Tasers often used on mentally ill, police disclose


April 20, 2010
Kelly Grant ,Globe and Mail

Toronto police zapped or threatened with stun guns at least 50 people with mental-health problems last year, according to a new report that provides the most detailed information yet on how local officers use the controversial weapon.

The 50 suspects escorted to a psychiatric facilities after tasering incidents in 2009 are part of a broader category of 80 “emotional disturbed” subjects who make up about one-third of those tasered by Toronto Police.

They narrowly edged out drunks and drug users as the most frequent targets of conducted energy weapons, but most of the at least 246 citizens who wound up on the wrong end of a taser last year had some combination of substance abuse, mental illness or emotional trouble.

Hilary Homes, a security campaigner for Amnesty International Canada, called the report a rare instance of hard numbers on tasers and the mentally ill that confirms the group’s suspicions.

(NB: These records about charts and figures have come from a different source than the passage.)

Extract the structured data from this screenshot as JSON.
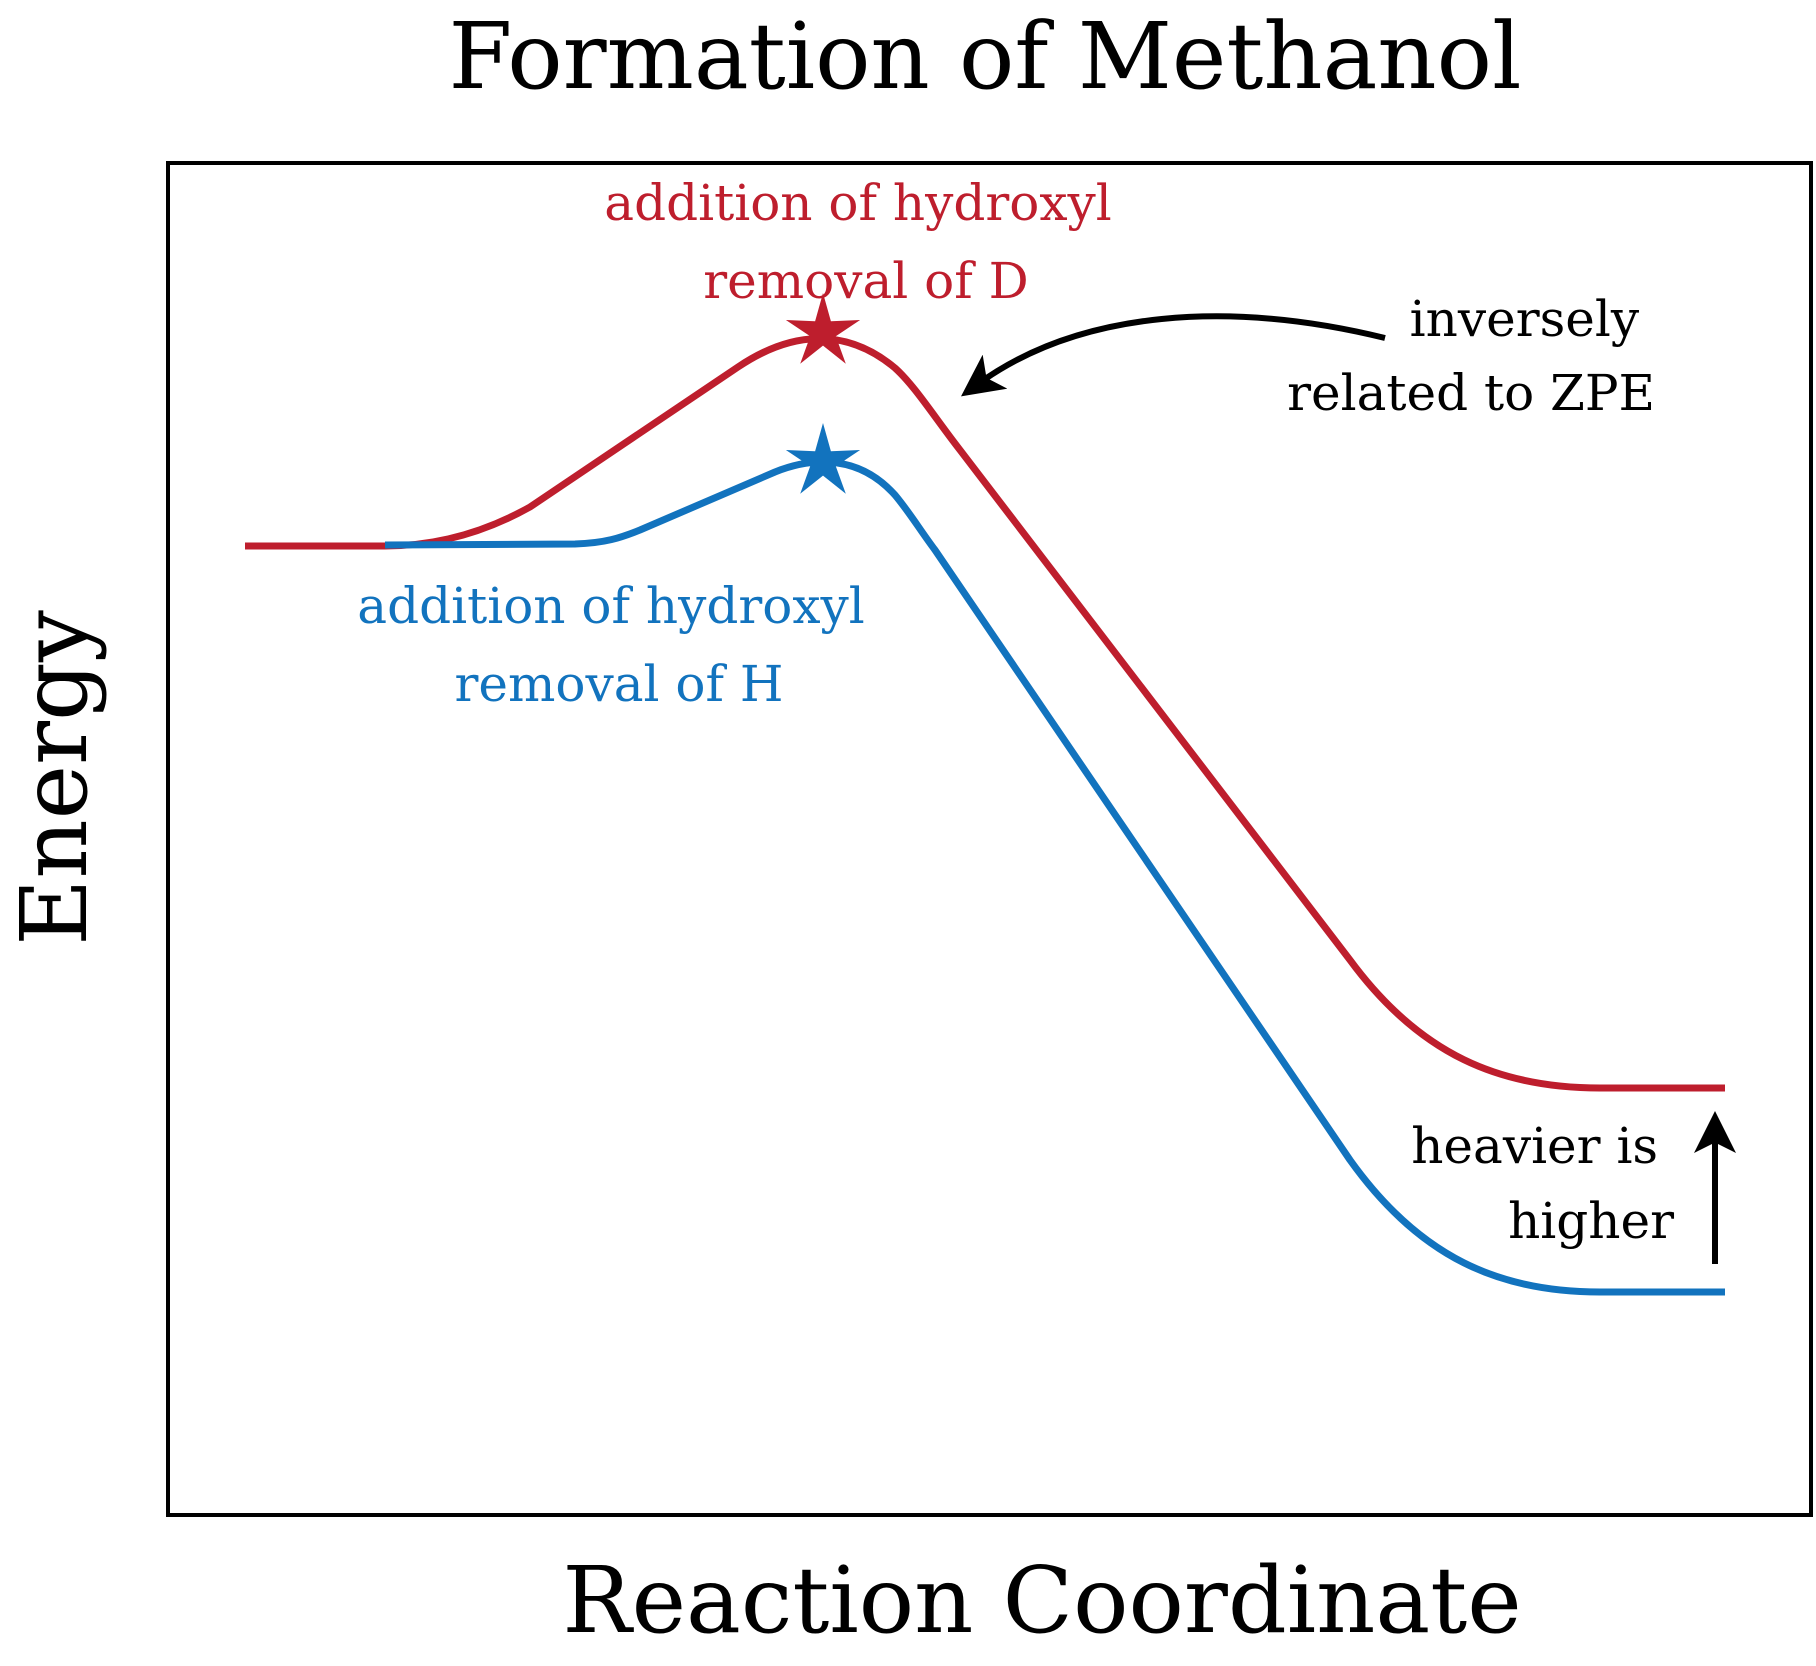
{
  "title": "Formation of Methanol",
  "axes": {
    "x_label": "Reaction Coordinate",
    "y_label": "Energy"
  },
  "pathways": {
    "deuterium": {
      "color": "#be1e2d",
      "label_line1": "addition of hydroxyl",
      "label_line2": "removal of D",
      "marker": "star-icon"
    },
    "hydrogen": {
      "color": "#1273be",
      "label_line1": "addition of hydroxyl",
      "label_line2": "removal of H",
      "marker": "star-icon"
    }
  },
  "annotations": {
    "zpe": {
      "line1": "inversely",
      "line2": "related to ZPE",
      "icon": "curved-arrow-icon"
    },
    "heavier": {
      "line1": "heavier is",
      "line2": "higher",
      "icon": "up-arrow-icon"
    }
  }
}
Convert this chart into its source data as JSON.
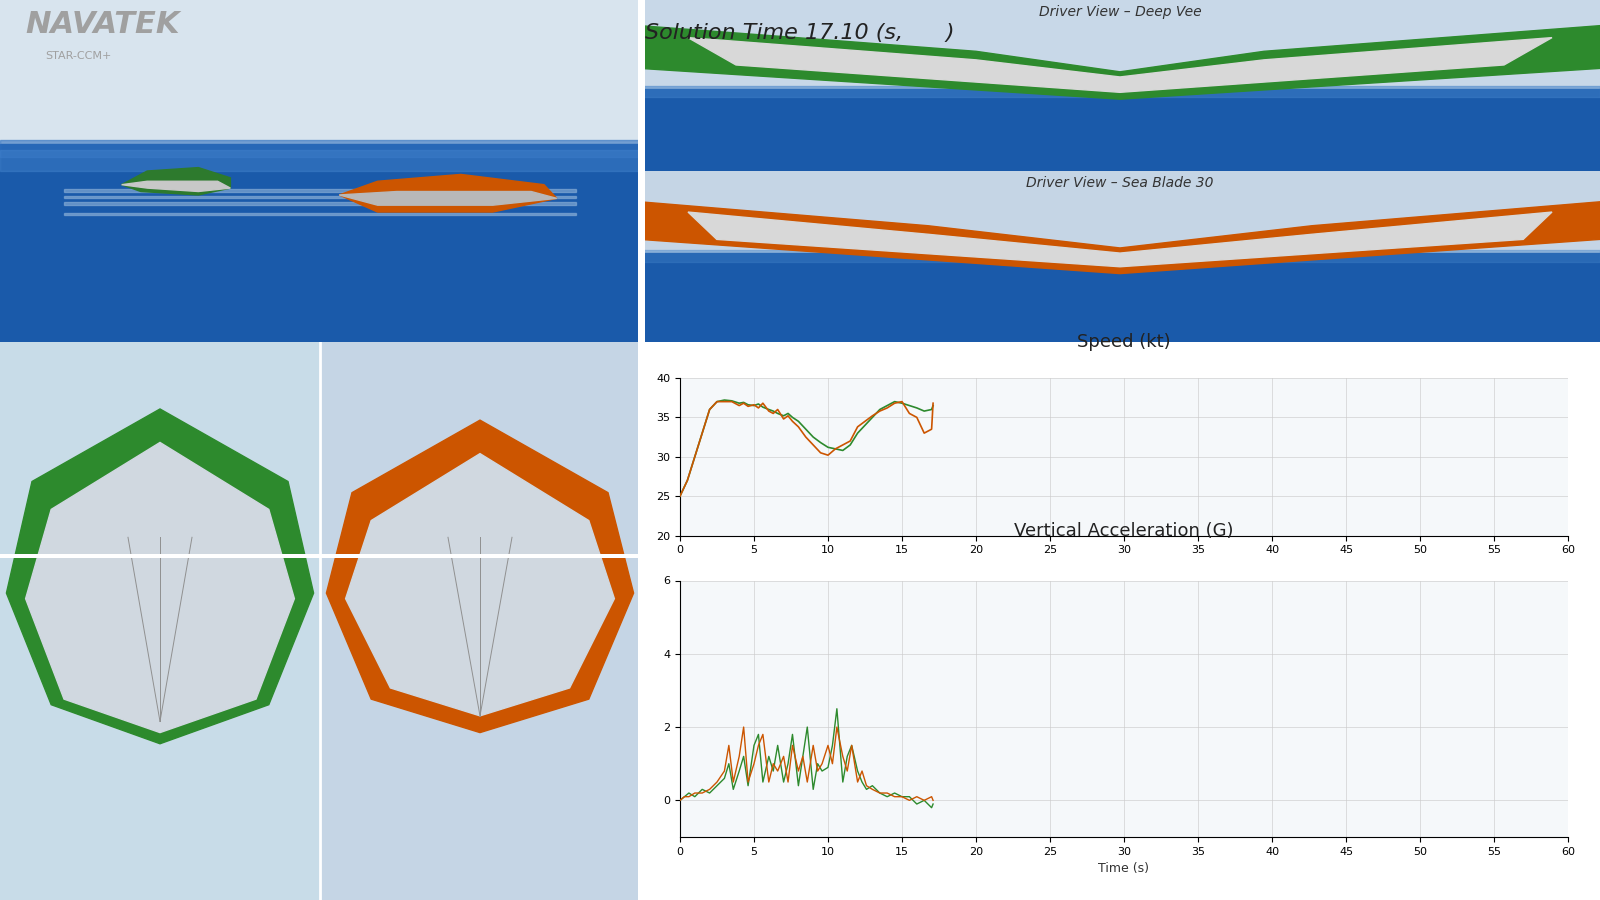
{
  "title_main": "Solution Time 17.10 (s,      )",
  "navatek_text": "NAVATEK",
  "starccm_text": "STAR-CCM+",
  "driver_view_deep_vee": "Driver View – Deep Vee",
  "driver_view_seablade": "Driver View – Sea Blade 30",
  "speed_title": "Speed (kt)",
  "accel_title": "Vertical Acceleration (G)",
  "time_label": "Time (s)",
  "speed_ylim": [
    20,
    40
  ],
  "speed_yticks": [
    20,
    25,
    30,
    35,
    40
  ],
  "accel_ylim": [
    -1,
    6
  ],
  "accel_yticks": [
    0,
    2,
    4,
    6
  ],
  "xlim": [
    0,
    60
  ],
  "xticks": [
    0,
    5,
    10,
    15,
    20,
    25,
    30,
    35,
    40,
    45,
    50,
    55,
    60
  ],
  "color_green": "#2d8a2d",
  "color_orange": "#cc5500",
  "grid_color": "#cccccc",
  "speed_data_green_x": [
    0,
    0.5,
    1.0,
    1.5,
    2.0,
    2.5,
    3.0,
    3.5,
    4.0,
    4.3,
    4.6,
    5.0,
    5.3,
    5.6,
    6.0,
    6.3,
    6.6,
    7.0,
    7.3,
    7.6,
    8.0,
    8.5,
    9.0,
    9.5,
    10.0,
    10.5,
    11.0,
    11.5,
    12.0,
    12.5,
    13.0,
    13.5,
    14.0,
    14.5,
    15.0,
    15.5,
    16.0,
    16.5,
    17.0,
    17.1
  ],
  "speed_data_green_y": [
    25,
    27,
    30,
    33,
    36,
    37,
    37.2,
    37.1,
    36.8,
    36.9,
    36.6,
    36.5,
    36.7,
    36.3,
    36.0,
    35.8,
    35.5,
    35.2,
    35.5,
    35.0,
    34.5,
    33.5,
    32.5,
    31.8,
    31.2,
    31.0,
    30.8,
    31.5,
    33.0,
    34.0,
    35.0,
    36.0,
    36.5,
    37.0,
    36.8,
    36.5,
    36.2,
    35.8,
    36.0,
    36.5
  ],
  "speed_data_orange_x": [
    0,
    0.5,
    1.0,
    1.5,
    2.0,
    2.5,
    3.0,
    3.5,
    4.0,
    4.3,
    4.6,
    5.0,
    5.3,
    5.6,
    6.0,
    6.3,
    6.6,
    7.0,
    7.3,
    7.6,
    8.0,
    8.5,
    9.0,
    9.5,
    10.0,
    10.5,
    11.0,
    11.5,
    12.0,
    12.5,
    13.0,
    13.5,
    14.0,
    14.5,
    15.0,
    15.5,
    16.0,
    16.5,
    17.0,
    17.1
  ],
  "speed_data_orange_y": [
    25,
    27,
    30,
    33,
    36,
    37,
    37.0,
    37.0,
    36.5,
    36.8,
    36.4,
    36.6,
    36.2,
    36.8,
    35.8,
    35.5,
    36.0,
    34.8,
    35.2,
    34.5,
    33.8,
    32.5,
    31.5,
    30.5,
    30.2,
    31.0,
    31.5,
    32.0,
    33.8,
    34.5,
    35.2,
    35.8,
    36.2,
    36.8,
    37.0,
    35.5,
    35.0,
    33.0,
    33.5,
    36.8
  ],
  "accel_data_green_x": [
    0,
    0.3,
    0.6,
    1.0,
    1.5,
    2.0,
    2.5,
    3.0,
    3.3,
    3.6,
    4.0,
    4.3,
    4.6,
    5.0,
    5.3,
    5.6,
    6.0,
    6.3,
    6.6,
    7.0,
    7.3,
    7.6,
    8.0,
    8.3,
    8.6,
    9.0,
    9.3,
    9.6,
    10.0,
    10.3,
    10.6,
    11.0,
    11.3,
    11.6,
    12.0,
    12.3,
    12.6,
    13.0,
    13.5,
    14.0,
    14.5,
    15.0,
    15.5,
    16.0,
    16.5,
    17.0,
    17.1
  ],
  "accel_data_green_y": [
    0,
    0.1,
    0.2,
    0.1,
    0.3,
    0.2,
    0.4,
    0.6,
    1.0,
    0.3,
    0.8,
    1.2,
    0.4,
    1.5,
    1.8,
    0.5,
    1.2,
    0.8,
    1.5,
    0.5,
    1.0,
    1.8,
    0.4,
    1.2,
    2.0,
    0.3,
    1.0,
    0.8,
    0.9,
    1.5,
    2.5,
    0.5,
    1.2,
    1.5,
    0.8,
    0.5,
    0.3,
    0.4,
    0.2,
    0.1,
    0.2,
    0.1,
    0.1,
    -0.1,
    0.0,
    -0.2,
    -0.1
  ],
  "accel_data_orange_x": [
    0,
    0.3,
    0.6,
    1.0,
    1.5,
    2.0,
    2.5,
    3.0,
    3.3,
    3.6,
    4.0,
    4.3,
    4.6,
    5.0,
    5.3,
    5.6,
    6.0,
    6.3,
    6.6,
    7.0,
    7.3,
    7.6,
    8.0,
    8.3,
    8.6,
    9.0,
    9.3,
    9.6,
    10.0,
    10.3,
    10.6,
    11.0,
    11.3,
    11.6,
    12.0,
    12.3,
    12.6,
    13.0,
    13.5,
    14.0,
    14.5,
    15.0,
    15.5,
    16.0,
    16.5,
    17.0,
    17.1
  ],
  "accel_data_orange_y": [
    0,
    0.1,
    0.1,
    0.2,
    0.2,
    0.3,
    0.5,
    0.8,
    1.5,
    0.5,
    1.2,
    2.0,
    0.5,
    1.0,
    1.5,
    1.8,
    0.5,
    1.0,
    0.8,
    1.2,
    0.5,
    1.5,
    0.8,
    1.2,
    0.5,
    1.5,
    0.8,
    1.0,
    1.5,
    1.0,
    2.0,
    1.2,
    0.8,
    1.5,
    0.5,
    0.8,
    0.4,
    0.3,
    0.2,
    0.2,
    0.1,
    0.1,
    0.0,
    0.1,
    0.0,
    0.1,
    0.0
  ]
}
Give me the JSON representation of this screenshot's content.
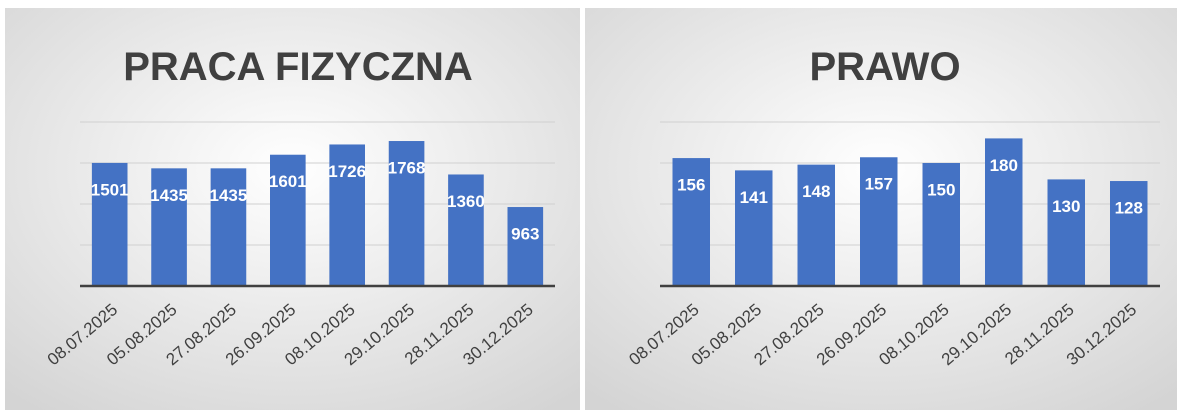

“Even though we’re at a point where there definitely has been advances in the testing and understanding of the device, there’s still a recognition they’re more likely to be used on vulnerable groups,” she said.

The new mental-health statistics are part of a police annual report on stun guns, which concluded officers deployed the weapons less often last year than the year before.

In 2009, tasers were used 307 times in 273 incidents, down from 367 times in 329 incidents in 2008. Of the 273 incidents last year, 18 involved officers accidentally firing the machine’s electronic probes during tests and nine involved animals, mostly dogs. That brings the number of people either threatened, stunned or shot with a taser down to at least 246. More than one person was involved in some of the incidents.

In 45 per cent of the 2009 cases, officers simply threatened people with a lit-up taser; in the rest they either jolted subjects directly or shot the device’s electronic probe from a short distance away. Of the 50 Mental Health Act taser incidents, only 26 involved police actually using the taser.

“The fact that [some suspects] may be taken to a hospital under the Mental Health Act simply means that after the situation was made safe, the officer believed the best place for this individual was in a psychiatric facility,” said Staff Superintendent Mike Federico, manger of Toronto Police’s conducted energy weapon program. “It’s not the condition that prompts the officer’s response, it’s the behaviour. That’s what they’re trained to do.”

Staff Supt. Federico said he couldn’t explain the overall decline. The force hasn’t formally studied why officers are using less frequently a weapon that has been the subject of intense public scrutiny since the death of Robert Dziekanski, a Polish immigrant who died after being shocked repeatedly at the Vancouver airport in 2007.

“It’s no doubt officers’ good judgment being exercised, but it could just as easily be the result of fewer incidents where police are called,” he said. “It’s certainly not due to any change in policy, practice or training.”

There has been a change, however, in the level of detail Toronto police provide in their yearly taser disclosure. Last year the Toronto Police Services Board, which will review this latest report at its meeting Thursday, ordered senior brass to add the mental-health data as well as data about how many taser subjects are “believed to be armed” or actually armed. The report determined police believed the suspect had a weapon in 64 per cent of the cases, but Staff Supt. Federico said the force didn’t have up-to-date numbers on how often weapons were confirmed.

The report also reveals that Toronto police used stun guns most often in 14 Division on the west side of downtown and that the device was used on two 15-year-olds, three men older than 60, 15 women, one deer and one especially feisty raccoon.